The Ocean Cleanup launched in 2018 and brought my attention a little closer to home. While the cleanup is working to eliminate swirling vortices of garbage from the surface of the ocean, I learned from this month’s feature writers that most global connectivity is happening below, moving through subsea fiber optic cables lying on the ocean floor.

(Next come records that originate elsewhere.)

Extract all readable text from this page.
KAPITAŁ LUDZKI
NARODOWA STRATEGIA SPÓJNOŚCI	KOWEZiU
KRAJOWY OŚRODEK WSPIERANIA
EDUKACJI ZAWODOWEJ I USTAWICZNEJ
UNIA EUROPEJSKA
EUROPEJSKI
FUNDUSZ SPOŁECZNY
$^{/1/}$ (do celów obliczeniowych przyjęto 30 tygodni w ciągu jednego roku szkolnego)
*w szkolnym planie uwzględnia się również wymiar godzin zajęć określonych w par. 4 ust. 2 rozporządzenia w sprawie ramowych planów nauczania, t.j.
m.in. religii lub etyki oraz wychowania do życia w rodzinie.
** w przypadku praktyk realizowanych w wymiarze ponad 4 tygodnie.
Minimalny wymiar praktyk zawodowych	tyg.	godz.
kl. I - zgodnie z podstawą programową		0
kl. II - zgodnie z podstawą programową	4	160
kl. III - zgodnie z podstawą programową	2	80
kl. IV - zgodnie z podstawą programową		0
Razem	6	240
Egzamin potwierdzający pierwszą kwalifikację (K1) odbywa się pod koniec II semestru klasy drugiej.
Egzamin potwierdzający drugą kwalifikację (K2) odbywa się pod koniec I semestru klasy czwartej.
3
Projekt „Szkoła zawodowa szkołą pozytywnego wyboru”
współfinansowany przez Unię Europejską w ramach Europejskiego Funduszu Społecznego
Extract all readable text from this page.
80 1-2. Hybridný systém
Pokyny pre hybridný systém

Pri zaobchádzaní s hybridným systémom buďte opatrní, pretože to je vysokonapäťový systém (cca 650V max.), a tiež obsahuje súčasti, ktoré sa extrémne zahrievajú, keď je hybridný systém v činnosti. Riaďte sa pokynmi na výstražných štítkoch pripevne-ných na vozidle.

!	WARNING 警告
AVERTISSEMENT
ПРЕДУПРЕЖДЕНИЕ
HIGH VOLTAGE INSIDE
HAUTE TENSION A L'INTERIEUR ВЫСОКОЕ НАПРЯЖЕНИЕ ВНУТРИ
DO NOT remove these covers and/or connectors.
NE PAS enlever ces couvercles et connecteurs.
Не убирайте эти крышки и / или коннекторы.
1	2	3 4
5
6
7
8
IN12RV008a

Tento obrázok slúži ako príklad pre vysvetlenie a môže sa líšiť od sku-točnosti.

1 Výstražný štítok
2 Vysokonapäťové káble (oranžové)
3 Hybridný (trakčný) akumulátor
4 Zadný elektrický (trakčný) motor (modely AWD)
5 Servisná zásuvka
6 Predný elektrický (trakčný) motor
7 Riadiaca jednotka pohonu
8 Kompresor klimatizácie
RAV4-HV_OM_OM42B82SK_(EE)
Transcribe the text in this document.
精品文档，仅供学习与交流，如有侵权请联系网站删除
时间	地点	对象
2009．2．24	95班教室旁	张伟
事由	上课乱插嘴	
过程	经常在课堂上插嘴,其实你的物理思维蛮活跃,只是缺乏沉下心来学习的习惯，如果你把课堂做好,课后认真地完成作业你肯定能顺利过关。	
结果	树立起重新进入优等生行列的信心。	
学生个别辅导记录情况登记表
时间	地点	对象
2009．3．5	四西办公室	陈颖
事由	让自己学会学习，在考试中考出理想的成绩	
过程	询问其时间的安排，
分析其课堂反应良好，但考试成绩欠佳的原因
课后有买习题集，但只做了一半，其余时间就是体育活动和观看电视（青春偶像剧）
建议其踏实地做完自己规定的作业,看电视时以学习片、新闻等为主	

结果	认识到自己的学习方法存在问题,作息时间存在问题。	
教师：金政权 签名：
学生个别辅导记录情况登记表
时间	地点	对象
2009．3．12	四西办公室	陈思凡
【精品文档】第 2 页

Communication has been moving across ocean floors since the 1850s, when the first trans-Atlantic telegraph cables were laid. The industry received a huge boost in 1988, when TAT-8, the first trans-Atlantic fiber optic system, was laid. Today, about 90 percent of the world’s international digital data moves via subsea fiber optics. And according to a source in the fiber optics business, over a million kilometers of submarine cable are in service globally.

So, while space images and technologies may capture imaginations via Instagram accounts, the hard work of staying connected on Earth is being performed by fiber optics, a true workhorse industry. Hank Hogan’s article shows how subsea cables are managing the data deluge (read), Andrei Stolov of OFS offers a granular look at how fibers perform in harsh environments (read), and Pierre Laperle of OZ Optics details how components help strengthen fiber’s capabilities (read).

Also this month, Farooq Ahmed looks at ultrafast lasers (read) and John Blyler gives an update on Li-Fi (read). Finally, Robert Smythe, of Äpre Instruments, and Zachary Hobbs, of Sydor Optics, write about how optics are benefitting from a new type of measurement — spectrally controlled interferometry (read).